Cloned marijuana plants at the Sea of Green Farms growing facility in Seattle. Legal sales of marijuana in Washington state began earlier this month. (Jason Redmond/Reuters)

A proposal to legalize marijuana for recreational use in Oregon was approved for the November ballot on Tuesday, according to Oregon’s secretary of state, meaning voters there will join peers in Alaska in considering legalization this fall.

If passed, the states would join Colorado, where such sales began on Jan. 1, and Washington, where they began earlier this month.

“This is our moment to be part of history and lead a movement,” Dominique Lopez, metro regional organizer for New Approach Oregon, the group behind the ballot, said in a statement. “Treating marijuana use as a crime has failed, but together we can win a more sensible approach and better the lives of Oregonians.” 

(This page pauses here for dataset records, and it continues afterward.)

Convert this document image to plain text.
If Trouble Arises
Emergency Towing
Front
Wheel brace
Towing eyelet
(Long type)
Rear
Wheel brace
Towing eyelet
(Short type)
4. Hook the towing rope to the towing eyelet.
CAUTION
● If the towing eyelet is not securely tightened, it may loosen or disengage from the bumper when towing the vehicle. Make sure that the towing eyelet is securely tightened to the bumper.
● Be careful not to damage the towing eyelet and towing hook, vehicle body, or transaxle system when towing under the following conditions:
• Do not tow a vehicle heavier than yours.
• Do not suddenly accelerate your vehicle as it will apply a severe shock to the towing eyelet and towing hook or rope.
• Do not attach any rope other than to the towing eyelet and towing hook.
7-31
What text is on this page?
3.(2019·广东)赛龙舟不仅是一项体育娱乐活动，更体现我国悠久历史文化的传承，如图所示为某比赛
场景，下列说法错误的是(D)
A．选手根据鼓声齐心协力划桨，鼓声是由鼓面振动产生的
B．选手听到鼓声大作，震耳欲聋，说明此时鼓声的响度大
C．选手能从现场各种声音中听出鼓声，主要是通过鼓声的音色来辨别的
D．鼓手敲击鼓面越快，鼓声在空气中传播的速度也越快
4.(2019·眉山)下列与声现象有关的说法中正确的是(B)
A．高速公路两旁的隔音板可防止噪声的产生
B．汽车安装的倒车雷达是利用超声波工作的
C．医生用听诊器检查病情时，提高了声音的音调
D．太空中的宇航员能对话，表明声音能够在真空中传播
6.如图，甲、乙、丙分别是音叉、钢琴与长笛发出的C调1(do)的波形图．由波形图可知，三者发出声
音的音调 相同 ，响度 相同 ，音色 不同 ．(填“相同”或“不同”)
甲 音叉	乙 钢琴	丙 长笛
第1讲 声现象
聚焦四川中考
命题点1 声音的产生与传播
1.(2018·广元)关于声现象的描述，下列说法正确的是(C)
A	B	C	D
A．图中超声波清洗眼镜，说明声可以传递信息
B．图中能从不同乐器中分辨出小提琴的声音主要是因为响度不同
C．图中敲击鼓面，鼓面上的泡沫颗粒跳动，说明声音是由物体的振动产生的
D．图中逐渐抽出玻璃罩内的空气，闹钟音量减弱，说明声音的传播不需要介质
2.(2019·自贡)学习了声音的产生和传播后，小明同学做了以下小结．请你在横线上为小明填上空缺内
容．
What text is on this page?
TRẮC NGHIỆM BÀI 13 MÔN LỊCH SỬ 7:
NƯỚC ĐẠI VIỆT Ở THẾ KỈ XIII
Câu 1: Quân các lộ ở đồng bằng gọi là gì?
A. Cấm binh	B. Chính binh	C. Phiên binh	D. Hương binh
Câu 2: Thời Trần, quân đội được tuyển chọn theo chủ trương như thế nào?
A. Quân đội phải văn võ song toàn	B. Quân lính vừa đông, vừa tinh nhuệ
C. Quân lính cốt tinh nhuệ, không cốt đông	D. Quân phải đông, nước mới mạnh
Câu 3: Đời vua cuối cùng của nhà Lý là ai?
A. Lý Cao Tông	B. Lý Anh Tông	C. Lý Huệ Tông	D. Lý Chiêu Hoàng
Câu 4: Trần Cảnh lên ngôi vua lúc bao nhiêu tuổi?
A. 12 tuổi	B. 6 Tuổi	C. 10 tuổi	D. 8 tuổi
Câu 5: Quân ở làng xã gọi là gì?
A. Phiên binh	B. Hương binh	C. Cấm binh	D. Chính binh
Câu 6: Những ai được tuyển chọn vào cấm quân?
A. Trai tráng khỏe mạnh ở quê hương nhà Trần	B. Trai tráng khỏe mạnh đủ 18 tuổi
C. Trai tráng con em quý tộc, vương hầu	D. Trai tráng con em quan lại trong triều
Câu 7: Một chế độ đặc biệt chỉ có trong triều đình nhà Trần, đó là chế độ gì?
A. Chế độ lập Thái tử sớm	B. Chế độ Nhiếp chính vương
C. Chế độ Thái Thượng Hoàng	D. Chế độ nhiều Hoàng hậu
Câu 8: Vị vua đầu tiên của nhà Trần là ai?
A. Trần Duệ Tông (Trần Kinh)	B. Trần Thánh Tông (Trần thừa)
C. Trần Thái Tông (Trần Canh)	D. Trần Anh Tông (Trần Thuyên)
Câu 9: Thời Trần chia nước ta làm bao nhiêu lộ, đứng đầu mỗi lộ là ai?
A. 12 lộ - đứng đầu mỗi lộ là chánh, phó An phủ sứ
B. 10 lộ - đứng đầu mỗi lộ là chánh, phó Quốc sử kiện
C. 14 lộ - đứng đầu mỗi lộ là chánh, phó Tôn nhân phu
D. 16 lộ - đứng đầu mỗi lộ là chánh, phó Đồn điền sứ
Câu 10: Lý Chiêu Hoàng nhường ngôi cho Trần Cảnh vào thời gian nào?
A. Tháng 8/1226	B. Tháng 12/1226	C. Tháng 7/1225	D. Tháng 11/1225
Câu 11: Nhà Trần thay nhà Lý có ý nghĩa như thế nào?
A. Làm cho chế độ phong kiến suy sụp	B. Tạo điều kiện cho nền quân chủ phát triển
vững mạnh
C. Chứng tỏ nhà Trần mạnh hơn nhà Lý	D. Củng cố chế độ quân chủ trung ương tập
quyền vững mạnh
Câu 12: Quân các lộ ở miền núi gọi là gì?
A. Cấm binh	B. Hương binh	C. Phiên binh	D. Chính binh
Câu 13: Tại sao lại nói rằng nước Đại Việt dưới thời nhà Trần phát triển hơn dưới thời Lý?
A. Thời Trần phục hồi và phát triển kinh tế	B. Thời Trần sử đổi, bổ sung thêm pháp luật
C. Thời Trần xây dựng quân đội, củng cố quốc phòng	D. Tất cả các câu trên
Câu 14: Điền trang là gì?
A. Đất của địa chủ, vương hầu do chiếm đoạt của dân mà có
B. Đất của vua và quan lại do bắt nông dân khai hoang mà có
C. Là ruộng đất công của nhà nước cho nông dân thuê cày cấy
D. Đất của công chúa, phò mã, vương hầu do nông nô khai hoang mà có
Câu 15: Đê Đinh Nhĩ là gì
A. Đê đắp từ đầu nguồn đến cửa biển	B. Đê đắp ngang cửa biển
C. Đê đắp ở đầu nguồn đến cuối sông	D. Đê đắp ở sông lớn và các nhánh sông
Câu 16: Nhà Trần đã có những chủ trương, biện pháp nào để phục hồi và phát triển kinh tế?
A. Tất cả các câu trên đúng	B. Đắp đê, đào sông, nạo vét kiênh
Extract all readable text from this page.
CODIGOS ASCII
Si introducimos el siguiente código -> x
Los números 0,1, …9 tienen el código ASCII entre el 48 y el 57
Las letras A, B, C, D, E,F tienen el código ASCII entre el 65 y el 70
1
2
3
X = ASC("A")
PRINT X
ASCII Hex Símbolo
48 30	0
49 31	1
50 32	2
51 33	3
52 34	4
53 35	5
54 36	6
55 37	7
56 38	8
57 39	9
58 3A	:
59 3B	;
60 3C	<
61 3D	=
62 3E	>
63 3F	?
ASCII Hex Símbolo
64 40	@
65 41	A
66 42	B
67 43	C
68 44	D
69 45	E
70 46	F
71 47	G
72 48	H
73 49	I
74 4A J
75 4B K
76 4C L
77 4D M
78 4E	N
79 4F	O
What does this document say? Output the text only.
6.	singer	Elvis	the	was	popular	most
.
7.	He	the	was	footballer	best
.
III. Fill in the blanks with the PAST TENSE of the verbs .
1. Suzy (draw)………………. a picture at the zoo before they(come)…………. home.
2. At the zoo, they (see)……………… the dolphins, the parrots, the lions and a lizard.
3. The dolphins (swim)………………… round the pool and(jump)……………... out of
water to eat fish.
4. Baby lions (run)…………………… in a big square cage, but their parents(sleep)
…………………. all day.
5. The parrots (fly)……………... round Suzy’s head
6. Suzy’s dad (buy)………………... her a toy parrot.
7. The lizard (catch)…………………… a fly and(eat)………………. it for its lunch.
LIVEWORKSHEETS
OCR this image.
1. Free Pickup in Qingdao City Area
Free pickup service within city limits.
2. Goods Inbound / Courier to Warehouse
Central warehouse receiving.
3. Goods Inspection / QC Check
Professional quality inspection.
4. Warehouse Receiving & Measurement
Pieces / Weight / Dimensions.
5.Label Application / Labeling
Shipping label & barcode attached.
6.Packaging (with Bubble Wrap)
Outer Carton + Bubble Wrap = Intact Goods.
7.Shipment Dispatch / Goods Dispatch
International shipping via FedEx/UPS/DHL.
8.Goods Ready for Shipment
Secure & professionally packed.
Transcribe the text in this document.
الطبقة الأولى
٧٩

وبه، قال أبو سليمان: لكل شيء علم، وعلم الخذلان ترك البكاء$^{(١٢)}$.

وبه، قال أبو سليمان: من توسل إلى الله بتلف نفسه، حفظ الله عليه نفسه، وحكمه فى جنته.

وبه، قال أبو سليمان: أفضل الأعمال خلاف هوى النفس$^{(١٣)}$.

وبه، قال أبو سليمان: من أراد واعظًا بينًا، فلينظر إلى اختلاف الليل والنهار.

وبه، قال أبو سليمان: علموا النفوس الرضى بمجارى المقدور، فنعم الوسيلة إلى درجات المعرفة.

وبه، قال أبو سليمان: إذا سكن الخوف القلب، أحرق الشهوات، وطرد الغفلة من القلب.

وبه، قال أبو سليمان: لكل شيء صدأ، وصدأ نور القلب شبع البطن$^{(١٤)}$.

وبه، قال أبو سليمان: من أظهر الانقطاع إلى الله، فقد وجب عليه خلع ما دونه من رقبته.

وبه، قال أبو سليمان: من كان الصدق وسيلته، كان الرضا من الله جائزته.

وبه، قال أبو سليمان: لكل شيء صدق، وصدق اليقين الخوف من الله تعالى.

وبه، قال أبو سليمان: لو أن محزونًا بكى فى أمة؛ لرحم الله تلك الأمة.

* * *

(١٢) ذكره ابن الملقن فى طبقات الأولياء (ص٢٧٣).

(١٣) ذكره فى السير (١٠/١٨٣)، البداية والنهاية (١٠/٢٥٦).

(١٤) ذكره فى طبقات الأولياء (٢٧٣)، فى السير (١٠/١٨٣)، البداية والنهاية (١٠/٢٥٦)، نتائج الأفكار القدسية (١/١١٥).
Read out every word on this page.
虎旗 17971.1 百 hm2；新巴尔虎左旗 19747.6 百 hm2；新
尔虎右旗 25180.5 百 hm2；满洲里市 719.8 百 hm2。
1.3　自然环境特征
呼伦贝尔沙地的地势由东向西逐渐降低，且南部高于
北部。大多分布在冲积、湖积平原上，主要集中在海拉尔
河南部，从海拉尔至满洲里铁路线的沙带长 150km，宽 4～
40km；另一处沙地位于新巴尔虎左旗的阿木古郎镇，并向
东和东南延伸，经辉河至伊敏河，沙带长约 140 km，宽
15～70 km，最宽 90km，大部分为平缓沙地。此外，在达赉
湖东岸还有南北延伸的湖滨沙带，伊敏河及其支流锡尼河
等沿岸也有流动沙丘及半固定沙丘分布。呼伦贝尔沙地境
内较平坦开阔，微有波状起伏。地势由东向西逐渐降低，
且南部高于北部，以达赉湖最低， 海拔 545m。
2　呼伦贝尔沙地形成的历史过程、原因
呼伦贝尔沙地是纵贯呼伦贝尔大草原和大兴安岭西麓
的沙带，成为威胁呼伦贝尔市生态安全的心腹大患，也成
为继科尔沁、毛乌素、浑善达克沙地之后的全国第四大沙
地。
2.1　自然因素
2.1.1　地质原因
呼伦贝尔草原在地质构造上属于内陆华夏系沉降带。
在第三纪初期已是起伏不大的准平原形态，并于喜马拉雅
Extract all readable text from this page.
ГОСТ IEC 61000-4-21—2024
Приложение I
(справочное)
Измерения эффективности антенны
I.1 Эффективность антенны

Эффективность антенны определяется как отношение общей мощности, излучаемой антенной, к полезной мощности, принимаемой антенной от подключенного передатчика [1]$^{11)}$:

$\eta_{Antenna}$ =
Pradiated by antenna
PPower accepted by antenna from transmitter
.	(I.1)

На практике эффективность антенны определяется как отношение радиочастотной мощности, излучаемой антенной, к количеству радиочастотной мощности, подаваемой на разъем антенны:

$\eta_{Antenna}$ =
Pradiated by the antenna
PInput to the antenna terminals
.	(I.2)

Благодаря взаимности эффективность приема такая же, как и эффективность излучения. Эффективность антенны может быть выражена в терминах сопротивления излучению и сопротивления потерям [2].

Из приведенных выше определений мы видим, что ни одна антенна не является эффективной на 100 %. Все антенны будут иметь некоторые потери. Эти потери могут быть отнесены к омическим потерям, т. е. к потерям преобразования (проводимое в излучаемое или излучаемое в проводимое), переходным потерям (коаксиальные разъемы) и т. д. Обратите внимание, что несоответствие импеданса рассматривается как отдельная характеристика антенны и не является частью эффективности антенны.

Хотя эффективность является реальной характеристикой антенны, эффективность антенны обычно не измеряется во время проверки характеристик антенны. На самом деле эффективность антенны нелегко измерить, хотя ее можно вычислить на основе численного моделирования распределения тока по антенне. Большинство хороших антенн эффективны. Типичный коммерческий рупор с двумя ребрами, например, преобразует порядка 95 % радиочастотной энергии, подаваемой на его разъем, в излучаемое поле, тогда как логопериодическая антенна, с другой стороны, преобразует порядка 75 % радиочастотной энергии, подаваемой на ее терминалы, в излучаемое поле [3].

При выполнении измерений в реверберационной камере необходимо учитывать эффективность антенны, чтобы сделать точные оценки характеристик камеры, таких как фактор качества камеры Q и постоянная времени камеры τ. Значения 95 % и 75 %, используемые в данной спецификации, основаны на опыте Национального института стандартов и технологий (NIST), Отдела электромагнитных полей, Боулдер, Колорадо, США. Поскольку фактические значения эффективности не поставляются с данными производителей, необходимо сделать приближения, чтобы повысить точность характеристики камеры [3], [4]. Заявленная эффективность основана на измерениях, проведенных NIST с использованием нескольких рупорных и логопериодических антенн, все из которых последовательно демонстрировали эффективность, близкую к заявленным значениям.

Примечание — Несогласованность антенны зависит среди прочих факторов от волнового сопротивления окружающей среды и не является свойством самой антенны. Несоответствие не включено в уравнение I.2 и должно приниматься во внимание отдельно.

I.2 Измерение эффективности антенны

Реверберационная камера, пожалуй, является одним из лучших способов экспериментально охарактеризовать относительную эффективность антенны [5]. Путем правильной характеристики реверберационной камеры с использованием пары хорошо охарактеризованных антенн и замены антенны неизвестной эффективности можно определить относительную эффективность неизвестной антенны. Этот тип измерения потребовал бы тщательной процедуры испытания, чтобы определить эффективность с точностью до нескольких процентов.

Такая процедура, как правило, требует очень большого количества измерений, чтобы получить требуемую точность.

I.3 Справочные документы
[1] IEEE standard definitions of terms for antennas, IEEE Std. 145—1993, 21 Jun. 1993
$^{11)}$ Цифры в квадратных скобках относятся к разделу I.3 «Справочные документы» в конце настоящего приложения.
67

The proposal would charge the Oregon Liquor Control Commission with regulating recreational marijuana, just as Washington state did with its Liquor Control Board. Oregon’s LCC would be given authority over limiting advertising, distributing licenses, conducting inspections and regulating public use, according to the group behind the measure, according to New Approach Oregon. Minors would be banned from buying, selling or using the drug and taxes would pay for local services.

Although there have been some surprises as Colorado and Washington have legalized pot, the experience in both states has been relatively stable. Twenty three states currently allow marijuana consumption for medicinal use.